Bennabi I, Quéguiner I, Kolano A, Boudier T, Mailly P, Verlhac MH, Terret ME,

Link to Pubmed [PMID] – 29330318

Link to DOI – 10.15252/embr.201745225

EMBO Rep 2018 02; 19(2): 368-381

Mitotic spindles assemble from two centrosomes, which are major microtubule-organizing centers (MTOCs) that contain centrioles. Meiotic spindles in oocytes, however, lack centrioles. In mouse oocytes, spindle microtubules are nucleated from multiple acentriolar MTOCs that are sorted and clustered prior to completion of spindle assembly in an “inside-out” mechanism, ending with establishment of the poles. We used HSET (kinesin-14) as a tool to shift meiotic spindle assembly toward a mitotic “outside-in” mode and analyzed the consequences on the fidelity of the division.
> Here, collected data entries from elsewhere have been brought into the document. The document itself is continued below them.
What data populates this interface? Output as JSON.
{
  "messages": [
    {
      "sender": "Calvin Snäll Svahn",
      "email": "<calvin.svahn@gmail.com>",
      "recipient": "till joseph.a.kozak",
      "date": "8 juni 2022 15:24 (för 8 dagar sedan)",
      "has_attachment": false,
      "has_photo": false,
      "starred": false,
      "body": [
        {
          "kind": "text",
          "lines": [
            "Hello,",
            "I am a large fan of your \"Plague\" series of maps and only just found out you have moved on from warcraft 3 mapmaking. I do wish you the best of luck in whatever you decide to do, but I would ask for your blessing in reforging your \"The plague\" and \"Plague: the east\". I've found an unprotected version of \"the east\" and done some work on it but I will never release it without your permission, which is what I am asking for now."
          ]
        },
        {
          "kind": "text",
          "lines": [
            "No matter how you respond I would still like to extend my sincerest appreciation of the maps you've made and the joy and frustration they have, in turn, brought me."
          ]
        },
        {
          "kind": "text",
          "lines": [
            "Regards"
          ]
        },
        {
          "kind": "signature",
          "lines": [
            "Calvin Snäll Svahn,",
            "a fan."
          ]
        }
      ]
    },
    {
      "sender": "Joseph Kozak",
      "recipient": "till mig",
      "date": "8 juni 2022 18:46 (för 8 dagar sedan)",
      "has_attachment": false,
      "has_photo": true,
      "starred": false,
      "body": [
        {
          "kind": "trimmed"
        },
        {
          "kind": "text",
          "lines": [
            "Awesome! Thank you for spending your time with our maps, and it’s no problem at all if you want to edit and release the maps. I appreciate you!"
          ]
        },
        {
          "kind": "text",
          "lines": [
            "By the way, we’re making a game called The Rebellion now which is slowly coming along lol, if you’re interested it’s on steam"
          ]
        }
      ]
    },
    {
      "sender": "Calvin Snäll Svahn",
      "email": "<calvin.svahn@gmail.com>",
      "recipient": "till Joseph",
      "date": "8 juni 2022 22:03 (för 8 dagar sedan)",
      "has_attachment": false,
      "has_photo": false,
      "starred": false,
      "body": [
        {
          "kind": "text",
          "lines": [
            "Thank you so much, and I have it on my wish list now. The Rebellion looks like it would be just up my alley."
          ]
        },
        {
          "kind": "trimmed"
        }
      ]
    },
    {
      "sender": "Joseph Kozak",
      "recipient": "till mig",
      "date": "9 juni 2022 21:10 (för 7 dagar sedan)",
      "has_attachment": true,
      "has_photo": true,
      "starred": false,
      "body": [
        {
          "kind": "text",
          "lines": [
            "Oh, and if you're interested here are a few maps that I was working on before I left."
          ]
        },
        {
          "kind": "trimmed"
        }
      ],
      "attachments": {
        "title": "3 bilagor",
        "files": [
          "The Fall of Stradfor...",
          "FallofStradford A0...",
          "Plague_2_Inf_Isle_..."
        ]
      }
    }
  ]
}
We show that HSET levels must be tightly gated in meiosis I and that even slight overexpression of HSET forces spindle morphogenesis to become more mitotic-like: rapid spindle bipolarization and pole assembly coupled with focused poles. The unusual length of meiosis I is not sufficient to correct these early spindle morphogenesis defects, resulting in severe chromosome alignment abnormalities. Thus, the unique “inside-out” mechanism of meiotic spindle assembly is essential to prevent chromosomal misalignment and production of aneuploidy gametes.